Zuvor hatten sich bereits die Parteimitglieder der Grünen in einem Urwahlverfahren mehrheitlich für beide Landtagsabgeordnete als Spitzenkandidaten ausgesprochen.

Keine neuen Tagebaue

In ihren Reden hatten Nonnemacher und Raschke Kernthemen der Grünen angesprochen. Dazu zählte etwa der Kohleausstieg: „Mit uns Bündnisgrünen wird es keinen Aufschluss neuer Tagebaue und keine Abbaggerung eines weiteren Lausitzdorfes geben“, sagte Nonnemacher, die 92,52 Prozent der Delegiertenstimmen erhielt. „Wir werden mit allen Mitteln dafür kämpfen, dass die Revisionsklauseln in den 20er Jahren zum Nachschärfen genutzt und ein früherer Kohleausstieg erreicht werden kann.“ Nonnemacher sprach sich ferner für eine Reform der Pflegeversicherung und eine besseren ÖPNV sowie das Prinzip „Ausbildung statt Abschiebung“ aus.
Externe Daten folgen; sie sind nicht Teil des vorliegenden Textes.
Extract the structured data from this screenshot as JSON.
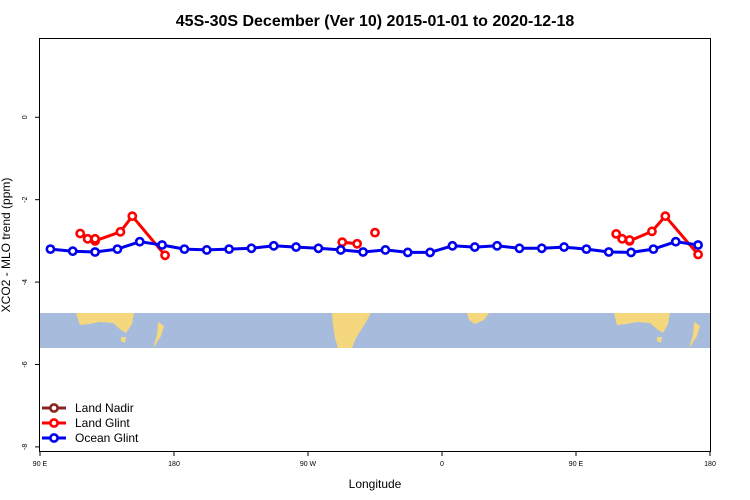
{
  "chart_data": {
    "type": "line",
    "title": "45S-30S December (Ver 10)   2015-01-01 to 2020-12-18",
    "xlabel": "Longitude",
    "ylabel": "XCO2 - MLO trend (ppm)",
    "xlim": [
      90,
      540
    ],
    "ylim": [
      -8.1,
      1.9
    ],
    "x_ticks": [
      {
        "value": 90,
        "label": "90 E"
      },
      {
        "value": 180,
        "label": "180"
      },
      {
        "value": 270,
        "label": "90 W"
      },
      {
        "value": 360,
        "label": "0"
      },
      {
        "value": 450,
        "label": "90 E"
      },
      {
        "value": 540,
        "label": "180"
      }
    ],
    "y_ticks": [
      {
        "value": 0,
        "label": "0"
      },
      {
        "value": -2,
        "label": "-2"
      },
      {
        "value": -4,
        "label": "-4"
      },
      {
        "value": -6,
        "label": "-6"
      },
      {
        "value": -8,
        "label": "-8"
      }
    ],
    "grid": false,
    "legend_position": "bottom-left",
    "series": [
      {
        "name": "Land Nadir",
        "color": "#8B2323",
        "segments": []
      },
      {
        "name": "Land Glint",
        "color": "#FF0000",
        "segments": [
          [
            [
              117,
              -2.82
            ],
            [
              127,
              -3.0
            ],
            [
              144,
              -2.78
            ],
            [
              152,
              -2.4
            ],
            [
              174,
              -3.35
            ]
          ],
          [
            [
              122,
              -2.95
            ],
            [
              127,
              -2.95
            ]
          ],
          [
            [
              293,
              -3.03
            ],
            [
              303,
              -3.07
            ]
          ],
          [
            [
              315,
              -2.8
            ]
          ],
          [
            [
              477,
              -2.83
            ],
            [
              486,
              -3.0
            ],
            [
              501,
              -2.77
            ],
            [
              510,
              -2.4
            ],
            [
              532,
              -3.33
            ]
          ],
          [
            [
              481,
              -2.95
            ],
            [
              486,
              -2.98
            ]
          ]
        ]
      },
      {
        "name": "Ocean Glint",
        "color": "#0000EE",
        "segments": [
          [
            [
              97,
              -3.2
            ],
            [
              112,
              -3.25
            ],
            [
              127,
              -3.27
            ],
            [
              142,
              -3.2
            ],
            [
              157,
              -3.02
            ],
            [
              172,
              -3.1
            ],
            [
              187,
              -3.2
            ],
            [
              202,
              -3.22
            ],
            [
              217,
              -3.2
            ],
            [
              232,
              -3.18
            ],
            [
              247,
              -3.12
            ],
            [
              262,
              -3.15
            ],
            [
              277,
              -3.18
            ],
            [
              292,
              -3.22
            ],
            [
              307,
              -3.27
            ],
            [
              322,
              -3.22
            ],
            [
              337,
              -3.28
            ],
            [
              352,
              -3.28
            ],
            [
              367,
              -3.12
            ],
            [
              382,
              -3.15
            ],
            [
              397,
              -3.12
            ],
            [
              412,
              -3.18
            ],
            [
              427,
              -3.18
            ],
            [
              442,
              -3.15
            ],
            [
              457,
              -3.2
            ],
            [
              472,
              -3.27
            ],
            [
              487,
              -3.28
            ],
            [
              502,
              -3.2
            ],
            [
              517,
              -3.02
            ],
            [
              532,
              -3.1
            ]
          ]
        ]
      }
    ],
    "map_band": {
      "lat_range": "45S-30S",
      "ocean_color": "#A7BCDD",
      "land_color": "#F5D77D"
    }
  }
}
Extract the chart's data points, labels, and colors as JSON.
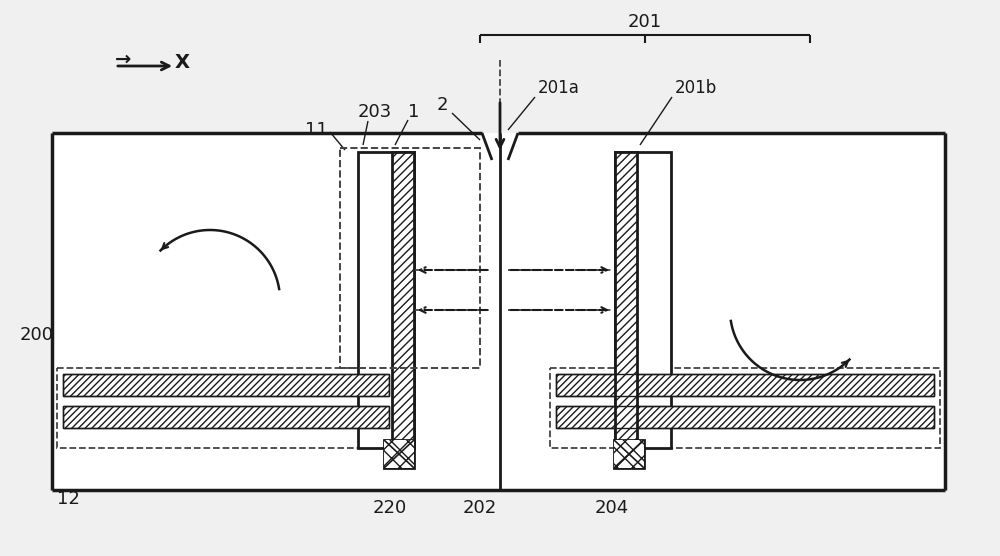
{
  "bg_color": "#f0f0f0",
  "line_color": "#1a1a1a",
  "dashed_color": "#444444",
  "fig_width": 10.0,
  "fig_height": 5.56,
  "labels": {
    "X_arrow": "X",
    "label_200": "200",
    "label_11": "11",
    "label_12": "12",
    "label_1": "1",
    "label_2": "2",
    "label_201": "201",
    "label_201a": "201a",
    "label_201b": "201b",
    "label_202": "202",
    "label_203": "203",
    "label_204": "204",
    "label_220": "220"
  }
}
Es könne nicht sein, dass integrationswillige Auszubildende abgeschoben werden, während Industrie und Handwerk dringend nach Fachkräften schreien.

Bereit für Regierungsverantwortung

Beide Spitzenkandidaten betonte, dass die Grünen bereit zur Übernahme von Regierungsverantwortung seien. Das geschehen aber nicht um jeden Preis. „Wir haben lange gezeigt, dass wir Opposition können, wir zeigen auch gerne, dass wir Regierung können", sagte Nonnemacher. Man werde einen Wahlkampf der grünen Eigenständigkeit führen und mit allen demokratischen Kräften reden. Mit der AfD werde man aber keine Gespräche führen.

Der Spreewälder Raschke, der mit 97,27 Prozent ein noch besseres Ergebnis als Nonnemacher erhielt, benutzte in seiner Rede ein Filmzitat: „Schon der Großvater von Spiderman wusste: Aus großer Kraft folgt große Verantwortung.“

Die Grünen müssten jedoch nicht um jeden Preis regieren. Auch aus der Opposition heraus haben man viele Dinge durchgesetzt, von der Öffentlichkeit der Landtagsausschüsse bis zur Einrichtung eines Tierschutzbeauftragten und der Besserbezahlung von Justizwachtmeistern und Gerichtsvollziehern. Die Landesvorsitzende der Grünen, Petra Budke, erklärte ebenfalls, man sei bereit, Regierungsverantwortung zu übernehmen. Dies müsse aber mit einem "entscheidenden Richtungswechsel in der Umwelt, Klima- und Verkehrspolitik“ verbunden sei.

Keine Kompromisse beim Kohleausstieg

Zuvor hatte sich bereits die Bundesvorsitzende der Grünen, Annalena Baerbock, mit deutlichen Worten gegen die rot-rote Kohlepolitik gewandt. „Wir als Bündnis 90/Die Grünen werden nicht ruhen, bis auch klar ist, dass Proschim in Brandenburg bleibt, und zwar über der Erde“, sagte Baerbock. „Wir machen Politik, um Dinge wirklich zu verändern.“ Deswegen sei klar: „Bei uns wird es kein Rumgemauschel bei der Frage „Neue Tagebaue“ oder „Abriss von Dörfern“ geben.“

Applaus für Hannelore Wodtke

Mit viel Applaus hatten die Delegierten am Morgen die Kohlekritikerin Hannelore Wodtke aus Welzow begrüßt, die in einem Grußwort ihr „Nein“ zu den Ergebnissen der Kohlekommission begründete.

Rückendeckung für Schülerproteste

Miriam Eichelbaum, die in Potsdam klimakritische Schülerdemonstrationen der Bewegung „Fridays for Future“ mitorganisiert, wies Vorwürfe zurück, die dort demonstrierenden Schüler würden die Schulpflicht vernachlässigen. „Wenn es um die Zukunft unseres Planeten geht, ist Schulpflicht ein eher schlechtes Argument“, sagte Eichelbaum. „Denn der, der keinen Kompromiss kennt, ist der Klimawandel.“ Es stimme, Kinder gehörten in die Schule, um für ihre Zukunft zu lernen. „Nun aber sind sie erstmalig in der Pflicht, für ihre Zukunft zu kämpfen."

Strukturwandel soll nachhaltig sein

In einer Resolution sprachen sich die Grünen einstimig für einen Strukturwandel aus, der nachhaltig und mit den Menschen vor Ort gestaltet wird. Die Partei forderte eine stärkere Einbindung der Zivilgesellschaft in den Strukturwandel, den Ausbau der Schieneninfrastruktur in der Lausitz sowie einen Staatsvertrag für die Lausitz.